MES CHERS JEUNES COMPATRIOTES,

Je suis pleinement conscient de vos difficultés. Je connais vos doutes et vos angoisses. Je sais notamment que vous avez de la difficulté à trouver du travail.

Des facteurs exogènes, liés à l’environnement économique global, combinés à certaines pesanteurs internes, limitent notre capacité à créer des emplois décents. Mais nous ne baissons pas les bras. Nos efforts ces dernières années commencent à porter des fruits.

La mise en service prochaine de plus grandes infrastructures et l’exécution en cours du plan d’urgence triennal devraient consolider ces résultats.

A moyen terme, le lancement du vaste programme d’industrialisation, dont j’ai évoqué les grandes lignes le 31 décembre dernier, devra générer d’importantes opportunités d’emplois.
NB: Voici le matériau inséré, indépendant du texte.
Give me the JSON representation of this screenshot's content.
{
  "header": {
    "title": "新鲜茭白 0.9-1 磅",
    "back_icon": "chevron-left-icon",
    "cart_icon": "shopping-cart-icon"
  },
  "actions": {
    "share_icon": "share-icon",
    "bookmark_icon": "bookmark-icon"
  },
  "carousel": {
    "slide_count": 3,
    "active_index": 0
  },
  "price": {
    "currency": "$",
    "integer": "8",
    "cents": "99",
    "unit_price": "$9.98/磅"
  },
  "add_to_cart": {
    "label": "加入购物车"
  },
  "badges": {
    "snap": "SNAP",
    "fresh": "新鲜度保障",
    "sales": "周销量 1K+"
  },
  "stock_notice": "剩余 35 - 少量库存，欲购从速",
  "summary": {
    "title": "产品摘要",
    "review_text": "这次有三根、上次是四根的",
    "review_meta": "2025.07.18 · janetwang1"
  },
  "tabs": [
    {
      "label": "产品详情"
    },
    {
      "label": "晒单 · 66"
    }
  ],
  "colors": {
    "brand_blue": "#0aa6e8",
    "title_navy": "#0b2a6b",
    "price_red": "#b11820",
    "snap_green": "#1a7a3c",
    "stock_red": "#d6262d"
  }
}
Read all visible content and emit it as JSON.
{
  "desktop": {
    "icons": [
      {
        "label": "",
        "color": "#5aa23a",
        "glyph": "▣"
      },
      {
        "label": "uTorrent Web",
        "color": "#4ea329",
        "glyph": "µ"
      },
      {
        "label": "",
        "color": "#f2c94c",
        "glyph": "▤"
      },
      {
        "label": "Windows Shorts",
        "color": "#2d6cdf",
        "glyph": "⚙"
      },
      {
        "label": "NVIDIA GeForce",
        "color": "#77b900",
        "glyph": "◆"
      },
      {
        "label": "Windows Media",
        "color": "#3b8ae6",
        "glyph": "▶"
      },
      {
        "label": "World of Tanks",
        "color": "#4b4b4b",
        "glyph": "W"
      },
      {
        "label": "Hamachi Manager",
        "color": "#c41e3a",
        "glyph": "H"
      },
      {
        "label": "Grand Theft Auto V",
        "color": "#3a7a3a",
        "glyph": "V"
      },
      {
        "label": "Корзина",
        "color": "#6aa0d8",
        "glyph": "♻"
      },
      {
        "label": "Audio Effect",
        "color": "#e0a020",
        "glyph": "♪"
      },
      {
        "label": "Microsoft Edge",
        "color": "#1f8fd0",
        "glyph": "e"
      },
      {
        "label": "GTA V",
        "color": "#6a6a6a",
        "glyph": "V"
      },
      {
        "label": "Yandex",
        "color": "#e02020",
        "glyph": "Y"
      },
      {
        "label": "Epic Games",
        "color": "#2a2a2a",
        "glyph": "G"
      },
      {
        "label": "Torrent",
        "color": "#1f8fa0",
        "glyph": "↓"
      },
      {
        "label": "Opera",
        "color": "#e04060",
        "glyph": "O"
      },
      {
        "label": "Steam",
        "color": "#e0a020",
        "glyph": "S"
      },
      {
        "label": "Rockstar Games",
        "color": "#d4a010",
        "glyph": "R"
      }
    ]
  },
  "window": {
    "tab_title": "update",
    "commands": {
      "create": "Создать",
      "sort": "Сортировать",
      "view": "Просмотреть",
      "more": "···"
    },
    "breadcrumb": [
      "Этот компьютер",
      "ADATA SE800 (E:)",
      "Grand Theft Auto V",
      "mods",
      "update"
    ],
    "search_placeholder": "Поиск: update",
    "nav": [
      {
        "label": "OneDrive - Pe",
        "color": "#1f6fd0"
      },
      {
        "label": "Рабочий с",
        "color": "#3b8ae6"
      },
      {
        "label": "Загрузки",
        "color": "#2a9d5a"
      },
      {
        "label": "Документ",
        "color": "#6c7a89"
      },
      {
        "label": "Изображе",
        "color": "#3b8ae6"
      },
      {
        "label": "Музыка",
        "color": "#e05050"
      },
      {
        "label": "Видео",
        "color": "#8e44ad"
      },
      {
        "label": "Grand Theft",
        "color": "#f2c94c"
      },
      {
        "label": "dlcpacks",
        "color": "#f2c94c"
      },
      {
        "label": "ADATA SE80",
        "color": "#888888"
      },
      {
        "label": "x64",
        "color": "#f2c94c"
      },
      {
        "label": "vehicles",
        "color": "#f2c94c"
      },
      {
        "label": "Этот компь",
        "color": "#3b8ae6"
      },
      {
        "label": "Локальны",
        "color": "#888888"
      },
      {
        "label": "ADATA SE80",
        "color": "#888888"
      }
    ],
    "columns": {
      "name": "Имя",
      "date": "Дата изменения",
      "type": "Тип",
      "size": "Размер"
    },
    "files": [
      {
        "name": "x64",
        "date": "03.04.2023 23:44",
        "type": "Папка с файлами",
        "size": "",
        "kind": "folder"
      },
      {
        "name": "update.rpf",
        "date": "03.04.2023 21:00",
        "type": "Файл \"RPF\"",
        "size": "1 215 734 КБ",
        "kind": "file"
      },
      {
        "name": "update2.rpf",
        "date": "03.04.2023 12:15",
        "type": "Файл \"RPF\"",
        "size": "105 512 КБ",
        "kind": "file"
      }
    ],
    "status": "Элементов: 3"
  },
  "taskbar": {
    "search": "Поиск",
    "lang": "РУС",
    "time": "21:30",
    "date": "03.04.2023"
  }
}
Le développement de notre agriculture y tiendra une place de choix. Je vous engage à opérer une réelle révolution des mentalités à ce sujet. La terre ne trahit jamais. N’ayez pas peur de franchir le pas, soyez les entrepreneurs agricoles dont le Cameroun a besoin. C’est un métier noble et rémunérateur de ce qu’il est convenu d’appeler l’économie réelle.

J’en appelle donc à la responsabilité des aînés : il est bon d’encourager les jeunes au travail de la terre, il n’est pas judicieux de les en détourner.

Il est tout aussi important de leur en donner le bon exemple : Les travailleurs urbains doivent aussi pouvoir s’investir en zone rurale. Par leur action et par celle du gouvernement, nous devons rendre nos villages plus accueillants pour notre jeunesse.

Il ne s’agit pas d’attendre de pouvoir rassembler de gros moyens. C’est avant tout une affaire de volonté et d’engagement. Dans l’agriculture, il est souvent possible de faire beaucoup avec peu.

De nombreux programmes existent au niveau du gouvernement pour soutenir le développement rural. Informez-vous sur ces programmes. Vous devez pouvoir en profiter.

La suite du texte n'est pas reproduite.